Fanuel Hanán Díaz en la Academia Venezolana de la Lengua.
  • Fanuel Hanán Díaz en la Academia Venezolana de la Lengua.

El lenguaje olvidado de la infancia

Fanuel Hanán Diaz
Buenos días a todos los que hoy me acompañan en este acto de incorporación a la Academia Venezolana de la Lengua. Me alegra ver tantas caras conocidas, de personas que han tenido una incidencia para que yo me encuentre ahora en este podio de tanto prestigio para las letras. Quiero agradecer especialmente la presencia de mi familia, de José Gregorio Toro y de D. Horacio Biord Castillo que han sido acompañantes fundamentales para alcanzar este reconocimiento. 
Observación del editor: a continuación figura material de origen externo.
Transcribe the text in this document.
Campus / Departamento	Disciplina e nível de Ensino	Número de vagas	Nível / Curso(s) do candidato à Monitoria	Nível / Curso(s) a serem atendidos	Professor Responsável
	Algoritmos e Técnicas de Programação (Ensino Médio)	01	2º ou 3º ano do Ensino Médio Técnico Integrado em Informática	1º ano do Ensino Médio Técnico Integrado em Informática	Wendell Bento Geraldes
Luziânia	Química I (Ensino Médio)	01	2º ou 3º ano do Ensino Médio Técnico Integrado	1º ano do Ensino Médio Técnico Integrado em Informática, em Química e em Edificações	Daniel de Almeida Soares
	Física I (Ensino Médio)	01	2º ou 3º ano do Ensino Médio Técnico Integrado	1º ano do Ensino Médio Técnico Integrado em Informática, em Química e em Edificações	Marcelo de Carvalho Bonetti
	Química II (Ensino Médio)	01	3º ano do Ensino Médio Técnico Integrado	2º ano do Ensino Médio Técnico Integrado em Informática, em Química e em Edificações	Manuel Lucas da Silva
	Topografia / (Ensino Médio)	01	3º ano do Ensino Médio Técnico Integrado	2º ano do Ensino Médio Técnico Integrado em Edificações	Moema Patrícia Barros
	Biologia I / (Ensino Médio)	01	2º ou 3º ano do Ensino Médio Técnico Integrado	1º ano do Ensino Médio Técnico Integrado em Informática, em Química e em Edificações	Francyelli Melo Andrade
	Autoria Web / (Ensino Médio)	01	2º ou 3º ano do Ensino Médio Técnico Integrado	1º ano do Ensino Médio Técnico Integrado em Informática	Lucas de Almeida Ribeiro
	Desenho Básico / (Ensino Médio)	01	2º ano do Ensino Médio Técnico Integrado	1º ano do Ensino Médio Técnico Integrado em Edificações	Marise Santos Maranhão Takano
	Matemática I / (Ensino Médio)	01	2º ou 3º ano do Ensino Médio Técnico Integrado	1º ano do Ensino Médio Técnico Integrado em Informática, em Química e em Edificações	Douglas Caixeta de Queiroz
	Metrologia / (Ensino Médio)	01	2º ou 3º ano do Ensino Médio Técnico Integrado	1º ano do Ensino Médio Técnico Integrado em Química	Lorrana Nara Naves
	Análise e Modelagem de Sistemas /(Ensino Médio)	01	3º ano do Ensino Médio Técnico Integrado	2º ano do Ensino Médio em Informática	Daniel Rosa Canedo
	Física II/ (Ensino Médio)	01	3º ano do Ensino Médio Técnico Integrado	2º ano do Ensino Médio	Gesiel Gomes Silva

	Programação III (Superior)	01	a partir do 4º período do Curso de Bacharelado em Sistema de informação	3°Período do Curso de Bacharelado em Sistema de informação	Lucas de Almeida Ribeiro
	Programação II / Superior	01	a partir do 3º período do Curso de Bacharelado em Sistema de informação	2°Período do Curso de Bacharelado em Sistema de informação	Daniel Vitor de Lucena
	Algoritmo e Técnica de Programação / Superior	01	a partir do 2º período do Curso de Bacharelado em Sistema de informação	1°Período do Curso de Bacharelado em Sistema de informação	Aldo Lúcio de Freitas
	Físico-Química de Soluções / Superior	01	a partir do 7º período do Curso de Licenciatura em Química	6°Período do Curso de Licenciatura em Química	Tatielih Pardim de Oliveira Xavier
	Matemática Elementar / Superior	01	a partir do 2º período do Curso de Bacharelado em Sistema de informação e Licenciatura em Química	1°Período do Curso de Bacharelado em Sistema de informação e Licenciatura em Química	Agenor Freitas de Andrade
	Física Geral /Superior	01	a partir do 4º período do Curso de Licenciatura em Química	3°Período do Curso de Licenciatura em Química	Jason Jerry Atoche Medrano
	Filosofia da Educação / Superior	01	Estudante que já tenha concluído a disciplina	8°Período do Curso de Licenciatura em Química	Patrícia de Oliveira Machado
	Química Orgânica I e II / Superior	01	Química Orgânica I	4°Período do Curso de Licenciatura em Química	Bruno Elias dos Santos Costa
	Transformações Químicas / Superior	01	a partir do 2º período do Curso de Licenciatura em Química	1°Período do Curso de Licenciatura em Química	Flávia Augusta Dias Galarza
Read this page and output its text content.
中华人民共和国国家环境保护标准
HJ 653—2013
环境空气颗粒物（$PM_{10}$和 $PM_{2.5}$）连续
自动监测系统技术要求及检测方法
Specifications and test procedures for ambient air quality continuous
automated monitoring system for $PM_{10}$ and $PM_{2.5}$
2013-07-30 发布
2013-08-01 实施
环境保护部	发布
Desde hace más de treinta años me dedico a la investigación y estudio de la literatura infantil y juvenil. De hecho, cuando me preguntan si soy escritor o especialista o profesor o editor siempre aclaro que sí, que soy todas esas cosas, pero que principalmente me defino como investigador. La investigación es un oficio solitario, que requiere mucho tiempo de dedicación y sobre todo rigor. Estar horas escudriñando por cuenta propia, dedicar mucho del tiempo libre, sábados, domingos, para avanzar en proyectos de estudio sin el amparo de una universidad o institución es lo que he hecho gran parte de mi vida. Es lo que en inglés se llama independente scholar. Y celebro que la Academia haya tenido la generosidad de incluir un perfil como el mío para formar parte de este cónclave porque alienta el trabajo de personas como yo que hacemos una labor que muchas veces pasa desapercibida. Pero, principalmente porque otorga un espaldarazo a la literatura infantil y juvenil en un ámbito tan formal de la lengua española.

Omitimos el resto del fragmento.